The lsat thing you want is a grammar/spelling error. Even the best story can have its flow disrupted by a misplaced letter… notice how the "lsat" spelling in the previous sentence has broken your concentration? Humans remember mistakes more easily then they remember flawless events. Simply highlight your work, use CTRL-C to copy the words, drop it into a word processor by pasting with CTRL-V, and run the spell check. Copy and paste it back to email/post reply to a forum. It will help a lot, trust me.

23.) Endings

Here is where you leave impressions in the minds of your readers... Simply meaning? The ending is bloody important. It's a matter of personal style and experience. Endings vary from winner takes all, winner wins but at heavy cost (Entrapment), main character learns something new (Bear Surgery), main character/main character's friend dies (Angels High), cliffhangers (Transient), etc. As I said, only experience (and a lot of reading) can help you in making killer endings. A rule of thumb: Long sentences make bad endings. Keep it short, keep it sweet, load that final sentence with hidden meaning... and you have a winner.

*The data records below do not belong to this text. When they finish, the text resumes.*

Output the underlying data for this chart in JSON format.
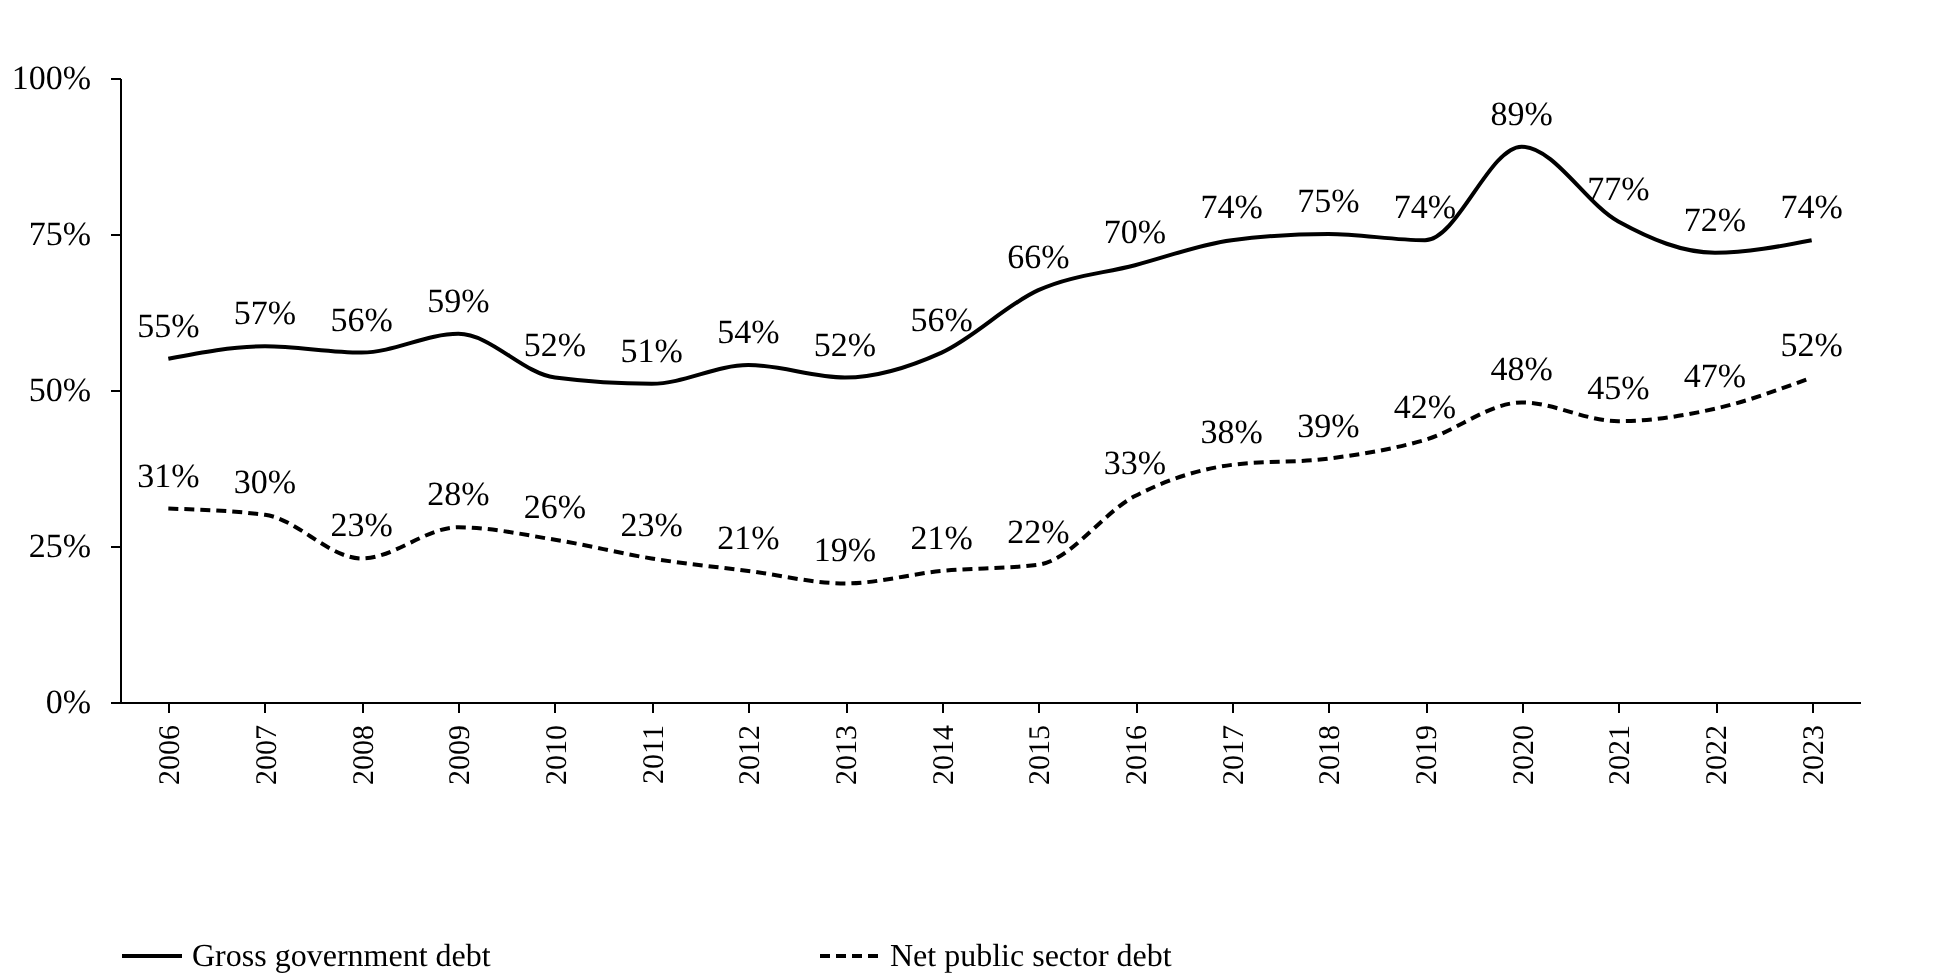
{
  "chart_data": {
    "type": "line",
    "categories": [
      "2006",
      "2007",
      "2008",
      "2009",
      "2010",
      "2011",
      "2012",
      "2013",
      "2014",
      "2015",
      "2016",
      "2017",
      "2018",
      "2019",
      "2020",
      "2021",
      "2022",
      "2023"
    ],
    "series": [
      {
        "name": "Gross government debt",
        "color": "#000000",
        "line_style": "solid",
        "values": [
          55,
          57,
          56,
          59,
          52,
          51,
          54,
          52,
          56,
          66,
          70,
          74,
          75,
          74,
          89,
          77,
          72,
          74
        ],
        "value_labels": [
          "55%",
          "57%",
          "56%",
          "59%",
          "52%",
          "51%",
          "54%",
          "52%",
          "56%",
          "66%",
          "70%",
          "74%",
          "75%",
          "74%",
          "89%",
          "77%",
          "72%",
          "74%"
        ]
      },
      {
        "name": "Net public sector debt",
        "color": "#000000",
        "line_style": "dashed",
        "values": [
          31,
          30,
          23,
          28,
          26,
          23,
          21,
          19,
          21,
          22,
          33,
          38,
          39,
          42,
          48,
          45,
          47,
          52
        ],
        "value_labels": [
          "31%",
          "30%",
          "23%",
          "28%",
          "26%",
          "23%",
          "21%",
          "19%",
          "21%",
          "22%",
          "33%",
          "38%",
          "39%",
          "42%",
          "48%",
          "45%",
          "47%",
          "52%"
        ]
      }
    ],
    "ylim": [
      0,
      100
    ],
    "yticks": [
      {
        "value": 0,
        "label": "0%"
      },
      {
        "value": 25,
        "label": "25%"
      },
      {
        "value": 50,
        "label": "50%"
      },
      {
        "value": 75,
        "label": "75%"
      },
      {
        "value": 100,
        "label": "100%"
      }
    ],
    "grid": false,
    "legend": "bottom",
    "marker": "none"
  }
}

That will be all for this guide. It isn't much, as you cannot expect to write Lord of The Ring-type novels after reading my few notes. Writing is a matter of practice and listening to critics. Critics are both good and bad for writers. They boost morale with tactful praise, but make authors pissed when they criticise favourite parts in a story. Angry minds are closed minds that will NOT improve.

Keep your mind and ears open, but you should also not alter your style simply because a single person mentions that a certain bit in your story is wrong. The rule of thumb is "2 and above". If only one person comments badly on something, thank him for his advice, but keep your ears open for similar comments from unrelated people in the future. If 2 or more people mention that something is not right, revise the section and let another person of similar language ability review the whole story. See if the new party notices the "not so good section". If he doesn't, then chances are that your edit has improved the bad portion.

There you go people… a little bit of advice and tips from one of the least hardworking fanfic authors around. Good luck, and keep those works coming.